La présence à Rome de Pawel Kosinski, responsable de la revue polonaise Deon, a naturellement amené la conversation vers la tragédie ukrainienne. Notamment du fait que l’Ukraine fait partie de la province de Pologne méridionale. A la question de savoir comment les jésuites locaux devaient communiquer sur cette situation, le pape a conseillé de «s’éloigner du schéma habituel du Petit Chaperon rouge».
Pour le pontife, il n’y a en effet pas, dans cette guerre «de bons et de méchants métaphysiques». Ce que nous voyons, a continué le pape, «c’est la brutalité et la férocité avec lesquelles cette guerre est menée par les troupes utilisées par les Russes, généralement des mercenaires […] Le danger est que nous ne voyons que cela – qui est monstrueux – et non le drame intérieur qui se déroule à l’arrière-plan de cette guerre, qui a peut-être été, d’une certaine manière, soit provoquée, soit non empêchée. Je vois bien qu’il y a là un intérêt à tester et à vendre des armes.»

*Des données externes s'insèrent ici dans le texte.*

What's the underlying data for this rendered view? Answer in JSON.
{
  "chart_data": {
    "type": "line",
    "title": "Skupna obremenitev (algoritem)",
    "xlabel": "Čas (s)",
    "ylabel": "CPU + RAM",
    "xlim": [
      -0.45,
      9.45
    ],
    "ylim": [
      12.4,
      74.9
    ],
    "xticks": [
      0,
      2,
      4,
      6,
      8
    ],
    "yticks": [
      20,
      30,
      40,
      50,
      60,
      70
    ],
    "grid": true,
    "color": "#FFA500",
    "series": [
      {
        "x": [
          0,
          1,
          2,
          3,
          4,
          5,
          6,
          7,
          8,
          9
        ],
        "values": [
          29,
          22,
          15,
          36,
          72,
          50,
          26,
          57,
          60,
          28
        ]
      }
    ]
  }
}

Les Ukrainiens, un peuple courageux
Le Saint-Père s’est ainsi défendu d’une vision manichéenne. «Quelqu’un peut me dire à ce stade: mais vous êtes pro-Poutine! Non, je ne le suis pas. Il serait simpliste et erroné de dire une telle chose. Je suis simplement contre la réduction de la complexité à la distinction entre les bons et les méchants […] Il est certes vrai que les Russes pensaient que tout serait terminé en une semaine, mais ils ont fait un mauvais calcul. Ils ont trouvé un peuple courageux, un peuple qui se bat pour survivre et qui a une histoire de lutte».
«Il est vrai qu’il faut un siècle pour qu’un Concile prenne racine»
Pape François
Le pontife a également parlé de sa conversation en visio-conférence avec Cyrille Ier, le chef de l’Eglise orthodoxe russe. Ce dernier lui a «lu une déclaration dans laquelle il donnait des raisons pour justifier la guerre». Le pape assure que «lorsqu’il a terminé, je suis intervenu et lui ai dit: ›Frère, nous ne sommes pas des clercs d’Etat (chieri di Stato), nous sommes pasteurs du peuple’».

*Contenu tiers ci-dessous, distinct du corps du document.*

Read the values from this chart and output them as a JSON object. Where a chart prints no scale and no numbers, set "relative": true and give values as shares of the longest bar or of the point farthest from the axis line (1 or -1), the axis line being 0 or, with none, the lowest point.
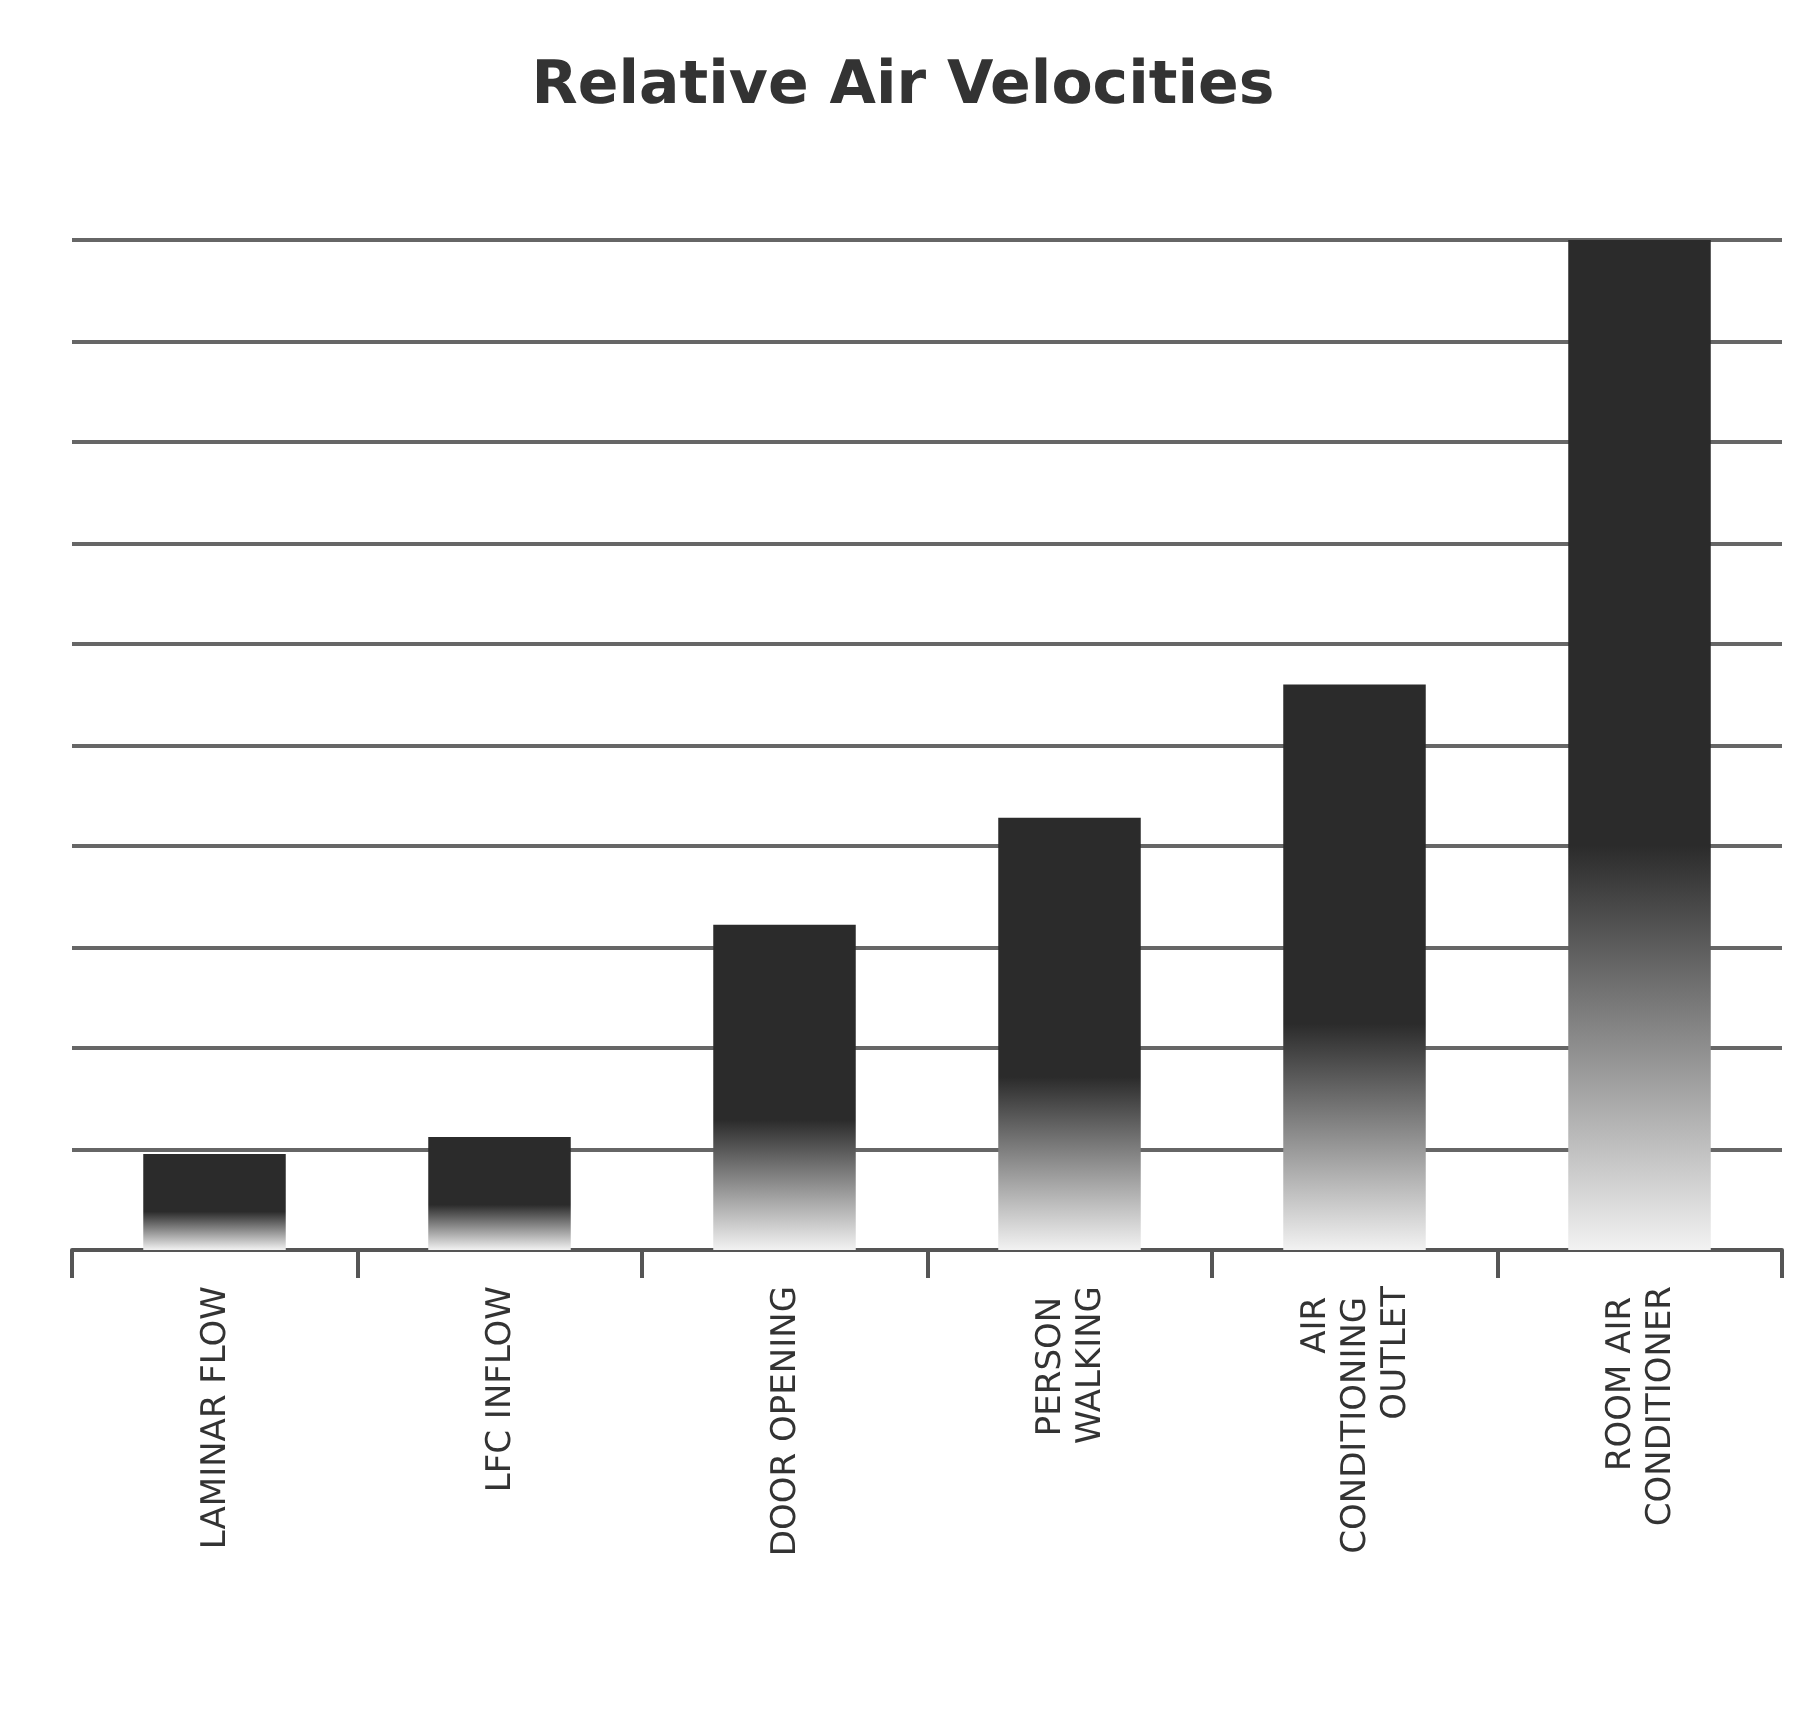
{
  "chart_data": {
    "type": "bar",
    "title": "Relative Air Velocities",
    "relative": true,
    "grid": "y",
    "color": "#2b2b2b",
    "categories": [
      "LAMINAR FLOW",
      "LFC INFLOW",
      "DOOR OPENING",
      "PERSON WALKING",
      "AIR CONDITIONING OUTLET",
      "ROOM AIR CONDITIONER"
    ],
    "values": [
      0.095,
      0.112,
      0.322,
      0.428,
      0.56,
      1
    ]
  }
}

Communiquer «l’expérience humaine»
Le pontife a en outre appelé à ne pas oublier les autres conflits qui ensanglantent le monde. Des guerres desquelles les revues jésuites ont été appelées à présenter «le côté humain». «Faites vos réflexions géopolitiques, mais ne négligez pas la réflexion humaine sur la guerre», a lancé le pontife. Il a appelé la Compagnie de Jésus à s’intéresser prioritairement à «la communication des expériences humaines à travers les idées et le raisonnement» et à éviter les «idées abstraites». «La mission d’une publication jésuite ne peut pas être seulement de discuter, mais elle doit surtout aider au discernement qui mène à l’action».

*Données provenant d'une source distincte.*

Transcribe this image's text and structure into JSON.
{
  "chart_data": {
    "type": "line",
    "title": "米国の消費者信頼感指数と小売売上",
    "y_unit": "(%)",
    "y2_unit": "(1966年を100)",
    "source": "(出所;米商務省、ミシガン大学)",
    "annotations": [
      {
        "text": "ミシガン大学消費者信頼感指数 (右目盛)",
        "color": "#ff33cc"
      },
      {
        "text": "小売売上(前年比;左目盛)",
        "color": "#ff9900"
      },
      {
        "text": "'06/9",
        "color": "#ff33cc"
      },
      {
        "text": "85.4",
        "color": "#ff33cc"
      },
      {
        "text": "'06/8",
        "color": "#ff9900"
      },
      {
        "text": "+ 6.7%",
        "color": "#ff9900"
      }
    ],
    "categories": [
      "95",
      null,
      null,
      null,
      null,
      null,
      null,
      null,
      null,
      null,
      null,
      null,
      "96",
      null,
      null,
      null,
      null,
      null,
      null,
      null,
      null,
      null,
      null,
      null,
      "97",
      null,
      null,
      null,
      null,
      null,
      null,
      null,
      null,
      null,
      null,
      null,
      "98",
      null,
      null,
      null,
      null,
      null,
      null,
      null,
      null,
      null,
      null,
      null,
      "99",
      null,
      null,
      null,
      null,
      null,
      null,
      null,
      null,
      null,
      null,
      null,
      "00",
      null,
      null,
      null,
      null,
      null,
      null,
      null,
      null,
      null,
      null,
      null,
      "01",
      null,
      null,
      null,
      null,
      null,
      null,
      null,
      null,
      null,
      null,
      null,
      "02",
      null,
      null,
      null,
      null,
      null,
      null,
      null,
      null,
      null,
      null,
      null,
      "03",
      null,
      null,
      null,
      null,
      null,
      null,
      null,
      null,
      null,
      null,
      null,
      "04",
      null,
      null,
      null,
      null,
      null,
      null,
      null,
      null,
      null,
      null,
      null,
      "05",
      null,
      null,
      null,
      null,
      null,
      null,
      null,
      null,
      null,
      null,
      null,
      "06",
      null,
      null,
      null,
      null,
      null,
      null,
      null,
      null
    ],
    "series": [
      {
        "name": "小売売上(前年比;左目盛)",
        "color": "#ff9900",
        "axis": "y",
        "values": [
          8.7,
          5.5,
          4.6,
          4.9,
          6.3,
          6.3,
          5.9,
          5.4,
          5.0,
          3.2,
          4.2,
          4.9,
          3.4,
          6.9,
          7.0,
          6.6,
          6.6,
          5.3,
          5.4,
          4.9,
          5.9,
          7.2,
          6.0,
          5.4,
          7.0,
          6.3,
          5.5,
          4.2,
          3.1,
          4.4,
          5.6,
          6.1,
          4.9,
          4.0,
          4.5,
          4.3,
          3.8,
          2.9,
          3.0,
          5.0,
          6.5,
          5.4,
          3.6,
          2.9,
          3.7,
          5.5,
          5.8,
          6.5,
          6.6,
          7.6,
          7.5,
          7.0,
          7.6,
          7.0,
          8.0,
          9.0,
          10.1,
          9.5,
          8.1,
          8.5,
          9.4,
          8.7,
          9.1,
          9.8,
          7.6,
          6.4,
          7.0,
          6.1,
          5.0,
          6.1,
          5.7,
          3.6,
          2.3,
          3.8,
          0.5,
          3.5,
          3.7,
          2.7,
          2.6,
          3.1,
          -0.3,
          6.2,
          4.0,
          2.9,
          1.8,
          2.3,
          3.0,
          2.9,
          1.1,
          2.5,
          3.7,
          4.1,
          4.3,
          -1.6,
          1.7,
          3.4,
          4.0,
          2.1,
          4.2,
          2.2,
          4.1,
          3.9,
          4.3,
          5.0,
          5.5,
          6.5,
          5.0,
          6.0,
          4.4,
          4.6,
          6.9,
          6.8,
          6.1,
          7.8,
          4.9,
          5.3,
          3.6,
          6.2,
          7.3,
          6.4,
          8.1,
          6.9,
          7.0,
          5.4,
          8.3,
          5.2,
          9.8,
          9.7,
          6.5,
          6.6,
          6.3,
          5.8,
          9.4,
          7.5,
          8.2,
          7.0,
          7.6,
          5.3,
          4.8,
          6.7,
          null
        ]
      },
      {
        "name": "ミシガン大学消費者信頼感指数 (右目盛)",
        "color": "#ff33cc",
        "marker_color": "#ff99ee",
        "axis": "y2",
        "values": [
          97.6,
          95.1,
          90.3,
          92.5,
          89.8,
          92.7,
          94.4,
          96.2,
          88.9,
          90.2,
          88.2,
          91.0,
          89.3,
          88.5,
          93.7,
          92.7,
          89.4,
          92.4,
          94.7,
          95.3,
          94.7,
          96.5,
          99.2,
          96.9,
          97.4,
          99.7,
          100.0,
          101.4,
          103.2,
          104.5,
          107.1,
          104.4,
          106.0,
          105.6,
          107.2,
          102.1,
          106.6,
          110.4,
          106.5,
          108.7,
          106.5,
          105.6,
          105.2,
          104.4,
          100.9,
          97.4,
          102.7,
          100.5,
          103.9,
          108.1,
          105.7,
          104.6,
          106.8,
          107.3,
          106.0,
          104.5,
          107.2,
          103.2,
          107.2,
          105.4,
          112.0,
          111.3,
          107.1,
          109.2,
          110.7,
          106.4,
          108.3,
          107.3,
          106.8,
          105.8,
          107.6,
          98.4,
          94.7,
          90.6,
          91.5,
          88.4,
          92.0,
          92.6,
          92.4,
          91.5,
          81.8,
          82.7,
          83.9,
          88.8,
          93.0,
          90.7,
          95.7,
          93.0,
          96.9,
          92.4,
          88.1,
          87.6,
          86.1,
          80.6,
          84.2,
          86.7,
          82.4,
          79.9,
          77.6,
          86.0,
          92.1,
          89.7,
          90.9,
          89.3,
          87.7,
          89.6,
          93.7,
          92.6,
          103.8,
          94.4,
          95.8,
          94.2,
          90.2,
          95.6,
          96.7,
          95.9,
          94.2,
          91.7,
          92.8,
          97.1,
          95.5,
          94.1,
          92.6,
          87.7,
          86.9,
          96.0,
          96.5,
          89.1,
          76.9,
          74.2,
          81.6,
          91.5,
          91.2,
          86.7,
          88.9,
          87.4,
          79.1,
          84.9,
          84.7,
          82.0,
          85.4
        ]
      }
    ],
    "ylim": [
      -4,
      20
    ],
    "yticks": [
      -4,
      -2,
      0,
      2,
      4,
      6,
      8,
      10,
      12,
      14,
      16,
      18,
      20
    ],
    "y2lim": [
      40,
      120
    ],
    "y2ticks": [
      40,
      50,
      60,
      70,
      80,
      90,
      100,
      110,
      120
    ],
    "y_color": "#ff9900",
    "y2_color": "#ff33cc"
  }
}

Interrogations sur le synode allemand
Le pontife a également répondu à une question concernant le synode allemand. Il a révélé avoir écrit une lettre au sujet du processus dans ce pays. «Au président de la Conférence épiscopale allemande, Mgr Georg Bätzing, j’ai dit: ›Il y a une très bonne Eglise évangélique [ndlr, protestante] en Allemagne. Nous n’avons pas besoin d’une deuxième’. Le problème se pose lorsque la voie synodale vient des élites intellectuelles, théologiques et qu’elle est très influencée par des pressions extérieures. Il y a des diocèses où le chemin synodal se fait avec les fidèles, avec les gens, lentement.»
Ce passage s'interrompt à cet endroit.